Mason does not argue, however, that power itself was Brigham’s ambition. Throughout Young’s presidency, in Mason’s view, he was single-mindedly devoted to building God’s kingdom and to the concomitant belief that he, above others, possessed the capacity to direct the kingdom’s earthly affairs. Seen through this prism, many of Young’s superficially contradictory or troubling actions and policies begin to make sense at a deeper level. And this is the source of Mason’s subtitle. In his concluding words:

The kingdom Brigham aspired to rule required revolution, and he was, undeniably, a revolutionary figure. He knew poverty, he saw new, wrenching forms of it in England, and he meant to make a government that would eliminate want and desperation. He saw the determination of the United States to bring his kingdom under its control as the imposition of the same old oppression that inevitably resulted in misery, fury, and war. The enormity of the task of building an alternative, the persistence of the opposition, and the dire consequences of failure moved him to demand absolute obedience, in spite of himself. No one else, he was sure, had the insight nor the grit to see the task through.

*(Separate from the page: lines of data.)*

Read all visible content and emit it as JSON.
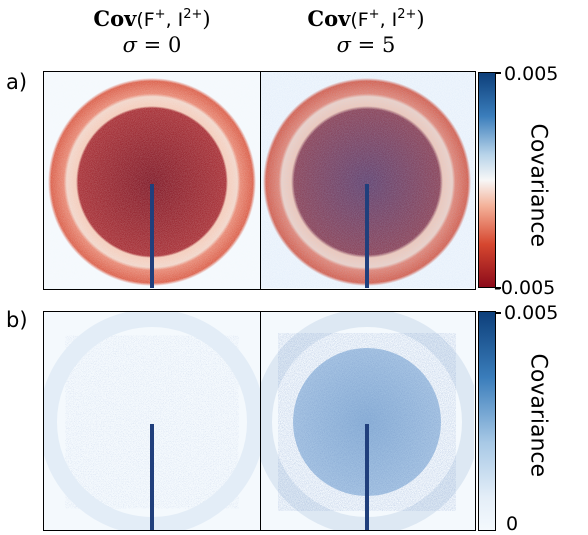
{
  "columns": [
    {
      "title_bold": "Cov",
      "title_args": "(F",
      "title_sup1": "+",
      "title_sep": ", I",
      "title_sup2": "2+",
      "title_close": ")",
      "sigma_sym": "σ",
      "sigma_eq": " = ",
      "sigma_val": "0"
    },
    {
      "title_bold": "Cov",
      "title_args": "(F",
      "title_sup1": "+",
      "title_sep": ", I",
      "title_sup2": "2+",
      "title_close": ")",
      "sigma_sym": "σ",
      "sigma_eq": " = ",
      "sigma_val": "5"
    }
  ],
  "panels": [
    {
      "label": "a)",
      "colorbar": {
        "max": "0.005",
        "min": "-0.005",
        "label": "Covariance",
        "colors": [
          "#0d3f7a",
          "#4f8fc3",
          "#f7f7f7",
          "#e4725a",
          "#a5111d"
        ]
      }
    },
    {
      "label": "b)",
      "colorbar": {
        "max": "0.005",
        "min": "0",
        "label": "Covariance",
        "colors": [
          "#0d3f7a",
          "#4f8fc3",
          "#c9def0",
          "#f4f9fd"
        ]
      }
    }
  ]
}
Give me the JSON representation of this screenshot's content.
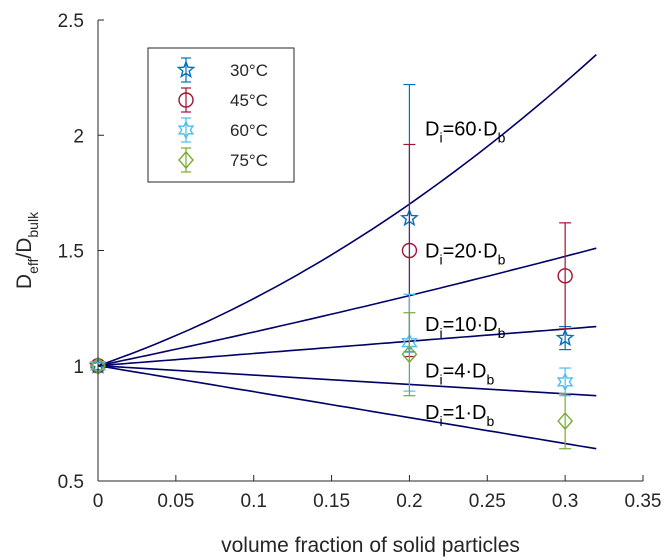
{
  "chart_data": {
    "type": "scatter",
    "xlabel": "volume fraction of solid particles",
    "ylabel": {
      "main": "D",
      "sub1": "eff",
      "slash": "/D",
      "sub2": "bulk"
    },
    "xlim": [
      0,
      0.35
    ],
    "ylim": [
      0.5,
      2.5
    ],
    "xticks": [
      0,
      0.05,
      0.1,
      0.15,
      0.2,
      0.25,
      0.3,
      0.35
    ],
    "yticks": [
      0.5,
      1,
      1.5,
      2,
      2.5
    ],
    "xtick_labels": [
      "0",
      "0.05",
      "0.1",
      "0.15",
      "0.2",
      "0.25",
      "0.3",
      "0.35"
    ],
    "ytick_labels": [
      "0.5",
      "1",
      "1.5",
      "2",
      "2.5"
    ],
    "grid": false,
    "legend_position": "top-left",
    "series": [
      {
        "name": "30°C",
        "color": "#0072BD",
        "marker": "star5",
        "points": [
          {
            "x": 0,
            "y": 1.0,
            "err": 0
          },
          {
            "x": 0.2,
            "y": 1.64,
            "err": 0.58
          },
          {
            "x": 0.3,
            "y": 1.12,
            "err": 0.05
          }
        ]
      },
      {
        "name": "45°C",
        "color": "#A2142F",
        "marker": "circle",
        "points": [
          {
            "x": 0,
            "y": 1.0,
            "err": 0
          },
          {
            "x": 0.2,
            "y": 1.5,
            "err": 0.46
          },
          {
            "x": 0.3,
            "y": 1.39,
            "err": 0.23
          }
        ]
      },
      {
        "name": "60°C",
        "color": "#4DBEEE",
        "marker": "hexagram",
        "points": [
          {
            "x": 0,
            "y": 1.0,
            "err": 0
          },
          {
            "x": 0.2,
            "y": 1.1,
            "err": 0.21
          },
          {
            "x": 0.3,
            "y": 0.93,
            "err": 0.06
          }
        ]
      },
      {
        "name": "75°C",
        "color": "#77AC30",
        "marker": "diamond",
        "points": [
          {
            "x": 0,
            "y": 1.0,
            "err": 0
          },
          {
            "x": 0.2,
            "y": 1.05,
            "err": 0.18
          },
          {
            "x": 0.3,
            "y": 0.76,
            "err": 0.12
          }
        ]
      }
    ],
    "model_curves": {
      "color": "#000066",
      "x_range": [
        0,
        0.32
      ],
      "curves": [
        {
          "ratio": 60,
          "y_end": 2.35,
          "label": {
            "main": "D",
            "sub": "i",
            "mid": "=60·D",
            "sub2": "b"
          },
          "label_at": {
            "x": 0.21,
            "y": 2.0
          }
        },
        {
          "ratio": 20,
          "y_end": 1.51,
          "label": {
            "main": "D",
            "sub": "i",
            "mid": "=20·D",
            "sub2": "b"
          },
          "label_at": {
            "x": 0.21,
            "y": 1.47
          }
        },
        {
          "ratio": 10,
          "y_end": 1.17,
          "label": {
            "main": "D",
            "sub": "i",
            "mid": "=10·D",
            "sub2": "b"
          },
          "label_at": {
            "x": 0.21,
            "y": 1.15
          }
        },
        {
          "ratio": 4,
          "y_end": 0.87,
          "label": {
            "main": "D",
            "sub": "i",
            "mid": "=4·D",
            "sub2": "b"
          },
          "label_at": {
            "x": 0.21,
            "y": 0.95
          }
        },
        {
          "ratio": 1,
          "y_end": 0.64,
          "label": {
            "main": "D",
            "sub": "i",
            "mid": "=1·D",
            "sub2": "b"
          },
          "label_at": {
            "x": 0.21,
            "y": 0.77
          }
        }
      ]
    }
  }
}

He had no choice, then, but to be a monarch. For the sake of justice, for the sake of the people, for righteousness, and for the triumph of the kingdom, Brigham had to be sovereign in America. (140)

About the author(s)

Roger Terry is editorial director at BYU Studies, an avid reader with diverse tastes, and the author of books, articles, essays, reviews, editorials, and short fiction.

Notes

1. David Mason to Roger Terry, email, June 4, 2013.

2. See Edward A. Geary, “Tom and Bessie Kane and the Mormons,” in Colonel Thomas L. Kane and the Mormons, 1846–1883, ed. David J. Whittaker (Provo, Utah: BYU Studies; Salt Lake City: University of Utah Press, 2010), 121–57.

3. Geary, “Tom and Bessie Kane,” 143.